In the view of a number of respectable economists, the main argument is whether a recession such as is being faced by most of the large economies in the world today has obvious policy remedies. For instance, the economists that conventionally favor government intervention would argue for the government to institute a large stimulus package to get consumption going and avoid more job losses than would otherwise occur. In opposition to these Keynesians are the monetarists who maintain that the most appropriate approach is to concentrate on reducing taxes further in order to enable banks to lend to entrepreneurs who may then spur economic activity. In the view of the monetarists, the failure of the present businesses or banks should not be used for more intervention than is required.

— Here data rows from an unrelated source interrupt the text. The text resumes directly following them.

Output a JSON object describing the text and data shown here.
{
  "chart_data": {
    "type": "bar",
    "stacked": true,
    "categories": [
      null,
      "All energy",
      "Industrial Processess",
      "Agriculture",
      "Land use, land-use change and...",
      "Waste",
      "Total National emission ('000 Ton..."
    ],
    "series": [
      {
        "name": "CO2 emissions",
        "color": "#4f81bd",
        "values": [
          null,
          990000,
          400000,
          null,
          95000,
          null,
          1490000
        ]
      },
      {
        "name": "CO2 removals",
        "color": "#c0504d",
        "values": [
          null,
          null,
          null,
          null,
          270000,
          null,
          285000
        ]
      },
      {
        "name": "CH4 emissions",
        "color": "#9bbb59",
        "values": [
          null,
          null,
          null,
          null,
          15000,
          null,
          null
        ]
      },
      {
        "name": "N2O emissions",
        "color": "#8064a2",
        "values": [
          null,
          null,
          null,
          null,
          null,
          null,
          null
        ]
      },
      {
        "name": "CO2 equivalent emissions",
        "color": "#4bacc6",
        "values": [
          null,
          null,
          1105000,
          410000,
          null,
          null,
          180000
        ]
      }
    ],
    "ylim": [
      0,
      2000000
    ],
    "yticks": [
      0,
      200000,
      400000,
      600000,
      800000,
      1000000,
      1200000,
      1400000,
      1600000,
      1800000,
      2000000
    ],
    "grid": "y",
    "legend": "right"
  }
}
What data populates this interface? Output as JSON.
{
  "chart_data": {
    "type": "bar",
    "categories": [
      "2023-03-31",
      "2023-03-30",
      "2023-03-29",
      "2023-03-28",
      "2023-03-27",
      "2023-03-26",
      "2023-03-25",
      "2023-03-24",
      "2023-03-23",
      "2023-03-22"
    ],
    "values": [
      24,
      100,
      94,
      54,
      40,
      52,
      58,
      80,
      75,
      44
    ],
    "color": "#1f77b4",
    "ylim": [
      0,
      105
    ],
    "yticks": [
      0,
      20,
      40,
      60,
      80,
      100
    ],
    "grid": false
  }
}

Going back to the US, it is clear that in spite of his conservative orientation, president Bush and policy advisers designed the large plan totalling US$ 700 billion to cushion banks from further collapse. There's much to say for the design and the size of the package as the numbers are not informed by any scientific rule. To a large extent, the Treasury and the Federal Reserve Bankers are making educated guesses about what is required. In spite of this, it is clear that this is hardly enough and the incoming administration is arguing for a proper stimulus plan in order to forestall catastrophic contraction and job losses. The Obama team is defining this as a programme designed in the fashion of the New Deal that was put together by president Roosevelt.
Judging from the press, a number of economists who are possibly market purists keep arguing that the New deal was not only a waste of public resources but also harmful overall. William Anderson's post on the Foundation for Economic Education's site here sets out the arguments. In fairness though, there are also professional economists such as Martin Feldstein who advised President Reagan who favour a measure of government intervention today. As stated in this story, the conventional narrative has been adjusted and it appears that public spending in tandem with tax cuts is considered a reasonable response for the moment.

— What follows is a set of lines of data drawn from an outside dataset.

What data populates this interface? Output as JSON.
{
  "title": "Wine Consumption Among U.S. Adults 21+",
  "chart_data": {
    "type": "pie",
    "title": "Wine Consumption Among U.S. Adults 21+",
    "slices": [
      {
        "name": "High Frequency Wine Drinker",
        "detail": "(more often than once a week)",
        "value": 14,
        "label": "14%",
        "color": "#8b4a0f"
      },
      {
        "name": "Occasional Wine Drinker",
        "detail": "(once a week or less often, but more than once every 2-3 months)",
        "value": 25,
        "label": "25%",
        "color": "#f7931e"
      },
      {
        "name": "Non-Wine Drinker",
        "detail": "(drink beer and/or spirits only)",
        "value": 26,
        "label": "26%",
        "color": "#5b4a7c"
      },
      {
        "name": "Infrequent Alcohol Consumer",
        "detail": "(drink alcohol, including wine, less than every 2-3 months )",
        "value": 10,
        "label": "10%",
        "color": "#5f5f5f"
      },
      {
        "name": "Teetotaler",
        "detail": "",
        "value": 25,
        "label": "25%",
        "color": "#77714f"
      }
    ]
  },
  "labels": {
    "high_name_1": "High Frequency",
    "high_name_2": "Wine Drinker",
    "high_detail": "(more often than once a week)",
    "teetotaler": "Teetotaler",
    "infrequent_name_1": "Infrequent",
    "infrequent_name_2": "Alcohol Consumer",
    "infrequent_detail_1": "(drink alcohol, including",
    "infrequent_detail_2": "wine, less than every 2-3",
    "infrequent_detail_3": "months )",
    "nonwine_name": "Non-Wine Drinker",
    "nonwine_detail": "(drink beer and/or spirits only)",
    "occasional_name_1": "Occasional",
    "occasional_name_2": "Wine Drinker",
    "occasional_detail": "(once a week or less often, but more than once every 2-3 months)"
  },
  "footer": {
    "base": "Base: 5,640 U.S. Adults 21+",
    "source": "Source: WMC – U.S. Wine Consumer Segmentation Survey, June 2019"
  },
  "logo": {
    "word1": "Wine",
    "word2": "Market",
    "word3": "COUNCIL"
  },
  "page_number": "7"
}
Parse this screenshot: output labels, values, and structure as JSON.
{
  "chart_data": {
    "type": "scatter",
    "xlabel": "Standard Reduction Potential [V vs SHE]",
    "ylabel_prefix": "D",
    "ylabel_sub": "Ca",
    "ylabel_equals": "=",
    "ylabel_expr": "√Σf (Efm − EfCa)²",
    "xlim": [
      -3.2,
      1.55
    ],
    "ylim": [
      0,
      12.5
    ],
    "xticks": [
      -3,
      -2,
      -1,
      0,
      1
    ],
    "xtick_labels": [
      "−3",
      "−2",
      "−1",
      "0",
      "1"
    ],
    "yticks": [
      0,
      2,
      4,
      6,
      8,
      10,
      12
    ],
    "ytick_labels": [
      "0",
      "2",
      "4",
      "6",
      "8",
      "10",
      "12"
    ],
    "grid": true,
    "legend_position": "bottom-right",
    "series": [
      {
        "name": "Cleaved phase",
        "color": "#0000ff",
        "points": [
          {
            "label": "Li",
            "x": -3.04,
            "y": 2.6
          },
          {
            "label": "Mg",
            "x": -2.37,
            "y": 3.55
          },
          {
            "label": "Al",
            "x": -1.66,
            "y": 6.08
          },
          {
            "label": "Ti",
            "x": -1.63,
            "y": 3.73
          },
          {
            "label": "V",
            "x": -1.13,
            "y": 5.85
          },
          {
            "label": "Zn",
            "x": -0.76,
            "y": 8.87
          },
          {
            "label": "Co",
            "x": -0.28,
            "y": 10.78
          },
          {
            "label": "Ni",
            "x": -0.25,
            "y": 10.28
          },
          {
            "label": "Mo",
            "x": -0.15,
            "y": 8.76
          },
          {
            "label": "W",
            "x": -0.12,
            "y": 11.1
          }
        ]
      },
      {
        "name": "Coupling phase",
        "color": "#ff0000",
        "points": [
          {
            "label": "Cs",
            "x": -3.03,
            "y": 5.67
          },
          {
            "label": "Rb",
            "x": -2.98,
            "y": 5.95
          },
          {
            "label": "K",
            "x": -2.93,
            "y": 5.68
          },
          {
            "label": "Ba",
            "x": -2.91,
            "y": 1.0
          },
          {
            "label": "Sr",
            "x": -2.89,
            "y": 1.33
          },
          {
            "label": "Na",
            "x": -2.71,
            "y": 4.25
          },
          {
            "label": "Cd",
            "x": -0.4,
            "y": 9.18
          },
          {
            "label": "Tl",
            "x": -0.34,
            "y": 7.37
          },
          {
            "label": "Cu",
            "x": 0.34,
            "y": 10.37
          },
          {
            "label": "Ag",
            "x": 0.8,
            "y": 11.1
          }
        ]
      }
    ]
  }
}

While my orientation id decidedly libertarian on many issues, I think that Keynesian response is reasonable in light of the fact that there's been a significant reduction in employment and that contraction of the economy is clearly evident. In spite of this, I am less clear what the size of the stimulus ought to be but agree with Paul Krugman in the statement that it would be better to err on the side of a larger rather than a smaller one. He explains the stimulus arithmetic on his blog post here.
Finally, one of the positive things that emerges is that the arguments are well-placed and the policy responses properly debated. this means that the major economies are now a virtual laboratory for testing the ideas and to help in resolving the arguments when the expected results show. All we can do is wait and see whether the pure monetarists are vindicated. Teachers and students of macroeconomic theory will greatly benefit from this.